Court nixes lawsuit by family of slain Scottsbluff inmate
LINCOLN, Neb. (AP) — The Nebraska Supreme Court on Friday upheld the rejection of a lawsuit brought by the family of an inmate killed in 2017 by another inmate.
The ruling came in a lawsuit brought by the estate of 22-year-old Terry Berry, of Scottsbluff, who was killed in April 2017 by his new cellmate Patrick Schroeder.

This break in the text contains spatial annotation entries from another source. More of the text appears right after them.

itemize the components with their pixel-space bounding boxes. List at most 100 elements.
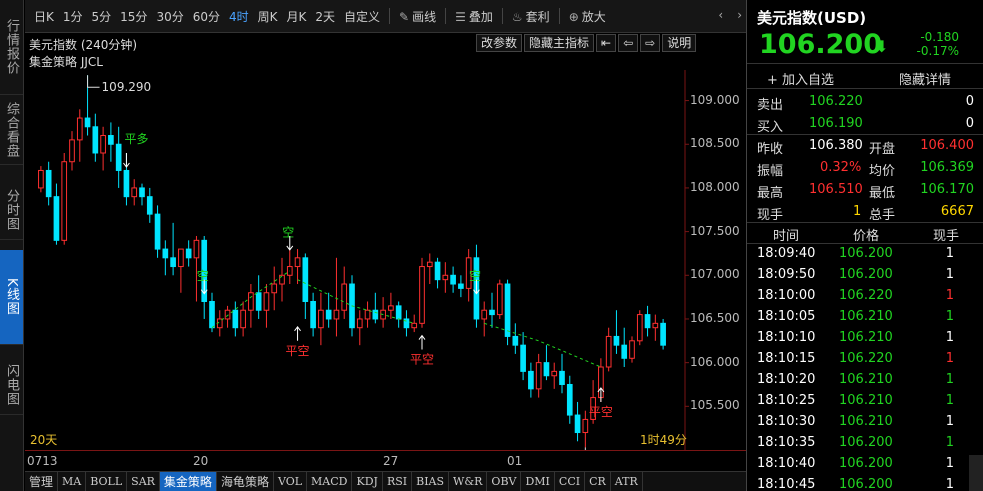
indicator-tab[interactable]: KDJ bbox=[352, 471, 383, 491]
tab-overview[interactable]: 综合看盘 bbox=[0, 95, 23, 165]
tab-kline[interactable]: K线图 bbox=[0, 250, 23, 345]
indicator-tab[interactable]: ATR bbox=[611, 471, 643, 491]
tick-header: 时间 价格 现手 bbox=[747, 223, 983, 244]
hide-indicator-button[interactable]: 隐藏主指标 bbox=[524, 34, 595, 52]
candle-down bbox=[450, 274, 456, 285]
tick-time: 18:09:40 bbox=[757, 246, 816, 261]
tick-row: 18:10:10 106.210 1 bbox=[747, 328, 983, 349]
candle-down bbox=[644, 314, 651, 329]
scroll-left-button[interactable]: ⇦ bbox=[618, 34, 639, 52]
tick-time: 18:10:45 bbox=[757, 477, 816, 491]
scrollbar[interactable] bbox=[969, 455, 983, 491]
period-60m[interactable]: 60分 bbox=[193, 8, 220, 25]
candle-up bbox=[582, 418, 589, 434]
strategy-line bbox=[484, 322, 602, 368]
zoom-button[interactable]: ⊕ 放大 bbox=[569, 8, 606, 25]
indicator-tab[interactable]: OBV bbox=[487, 471, 522, 491]
indicator-tab[interactable]: 管理 bbox=[25, 471, 59, 491]
candle-up bbox=[551, 370, 558, 377]
candle-down bbox=[310, 300, 316, 329]
help-button[interactable]: 说明 bbox=[662, 34, 697, 52]
tick-price: 106.210 bbox=[839, 372, 893, 387]
period-1m[interactable]: 1分 bbox=[63, 8, 83, 25]
candle-up bbox=[61, 161, 68, 241]
candle-up bbox=[496, 283, 503, 316]
period-4h[interactable]: 4时 bbox=[229, 8, 249, 25]
indicator-tab[interactable]: RSI bbox=[383, 471, 413, 491]
signal-label: 空 bbox=[467, 269, 481, 281]
indicator-tab[interactable]: 海龟策略 bbox=[217, 471, 274, 491]
candle-up bbox=[294, 257, 301, 268]
candle-up bbox=[224, 309, 231, 320]
period-custom[interactable]: 自定义 bbox=[344, 8, 380, 25]
next-arrow-icon[interactable]: › bbox=[737, 8, 742, 22]
first-page-button[interactable]: ⇤ bbox=[596, 34, 617, 52]
candle-up bbox=[271, 283, 278, 294]
candle-down bbox=[185, 248, 192, 259]
draw-button[interactable]: ✎ 画线 bbox=[399, 8, 436, 25]
indicator-tab[interactable]: VOL bbox=[274, 471, 308, 491]
candlestick-chart[interactable]: 109.290105.030平多空空空平空平空平空 bbox=[25, 70, 746, 450]
y-tick-label: 108.500 bbox=[690, 136, 740, 151]
overlay-button[interactable]: ☰ 叠加 bbox=[455, 8, 493, 25]
tick-volume: 1 bbox=[945, 288, 954, 303]
stat-row: 振幅 0.32% 均价 106.369 bbox=[757, 160, 974, 179]
candle-up bbox=[442, 274, 449, 281]
tick-time: 18:10:10 bbox=[757, 330, 816, 345]
indicator-tab[interactable]: BOLL bbox=[86, 471, 128, 491]
period-30m[interactable]: 30分 bbox=[156, 8, 183, 25]
candle-down bbox=[84, 117, 91, 128]
period-day[interactable]: 日K bbox=[34, 8, 54, 25]
signal-arrow-icon bbox=[286, 235, 294, 251]
period-label: 20天 bbox=[30, 433, 58, 447]
candle-down bbox=[395, 305, 402, 320]
tab-quotes[interactable]: 行情报价 bbox=[0, 0, 23, 95]
tick-row: 18:09:40 106.200 1 bbox=[747, 244, 983, 265]
indicator-tab[interactable]: W&R bbox=[449, 471, 488, 491]
tick-volume: 1 bbox=[945, 477, 954, 491]
tick-price: 106.220 bbox=[839, 288, 893, 303]
magnify-icon: ⊕ bbox=[568, 9, 579, 24]
period-week[interactable]: 周K bbox=[258, 8, 278, 25]
tick-price: 106.220 bbox=[839, 351, 893, 366]
left-tab-bar: 行情报价 综合看盘 分时图 K线图 闪电图 bbox=[0, 0, 24, 491]
candle-down bbox=[520, 344, 526, 372]
indicator-tab[interactable]: 集金策略 bbox=[159, 471, 217, 491]
indicator-tab[interactable]: BIAS bbox=[412, 471, 450, 491]
last-price: 106.200 bbox=[759, 29, 882, 60]
indicator-tab[interactable]: DMI bbox=[521, 471, 555, 491]
period-month[interactable]: 月K bbox=[287, 8, 307, 25]
tab-intraday[interactable]: 分时图 bbox=[0, 180, 23, 240]
tick-time: 18:10:40 bbox=[757, 456, 816, 471]
price-change: -0.180 -0.17% bbox=[916, 30, 959, 58]
period-15m[interactable]: 15分 bbox=[120, 8, 147, 25]
stat-row: 现手 1 总手 6667 bbox=[747, 201, 983, 223]
add-watchlist-button[interactable]: + 加入自选 bbox=[767, 69, 834, 88]
tick-volume: 1 bbox=[945, 372, 954, 387]
period-5m[interactable]: 5分 bbox=[92, 8, 112, 25]
high-marker bbox=[87, 75, 100, 88]
indicator-tab[interactable]: MA bbox=[58, 471, 87, 491]
tick-row: 18:10:40 106.200 1 bbox=[747, 454, 983, 475]
signal-label: 平空 bbox=[589, 405, 613, 419]
tab-lightning[interactable]: 闪电图 bbox=[0, 355, 23, 415]
scroll-right-button[interactable]: ⇨ bbox=[640, 34, 661, 52]
tick-volume: 1 bbox=[945, 414, 954, 429]
candle-up bbox=[356, 318, 363, 329]
candle-down bbox=[123, 169, 130, 198]
action-row: + 加入自选 隐藏详情 bbox=[747, 63, 983, 89]
candle-down bbox=[566, 383, 573, 416]
tick-price: 106.210 bbox=[839, 393, 893, 408]
edit-params-button[interactable]: 改参数 bbox=[476, 34, 523, 52]
period-2day[interactable]: 2天 bbox=[315, 8, 335, 25]
indicator-tab[interactable]: CCI bbox=[555, 471, 586, 491]
tick-volume: 1 bbox=[945, 267, 954, 282]
signal-label: 平空 bbox=[410, 353, 434, 367]
x-axis: 0713 20 27 01 bbox=[25, 450, 746, 470]
hide-detail-button[interactable]: 隐藏详情 bbox=[899, 69, 951, 88]
indicator-tab[interactable]: SAR bbox=[127, 471, 160, 491]
indicator-tab[interactable]: CR bbox=[585, 471, 611, 491]
indicator-tab[interactable]: MACD bbox=[307, 471, 353, 491]
prev-arrow-icon[interactable]: ‹ bbox=[718, 8, 723, 22]
arbitrage-button[interactable]: ♨ 套利 bbox=[512, 8, 550, 25]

The lawsuit accused the Nebraska Department of Correctional Services of negligence and wrongful death for putting Schroeder — who was known by prison officials to be bad-tempered — in the same cell with Berry. Schroeder readily admitted to strangling Berry, saying he killed the talkative Berry after warning him several times to “shut up.” Schroeder, who was already serving a life sentence for the 2006 murder of a 75-year-old Pawnee City farmer, is currently on death row fo Berry’s killing.
In its ruling, the state’s high court said that state law so broadly defines government immunity that it had no choice but to uphold dismissal of the lawsuit. It suggested that the “Legislature may wish to revisit the state’s sovereign immunity in cases such as the one presented by this appeal.”
In a dissent, Justice Lindsey Miller-Lerman argued the majority wrongly bucked precedent set by the U.S. Supreme Court on immunity and said the lawsuit should have been allowed to go before a jury.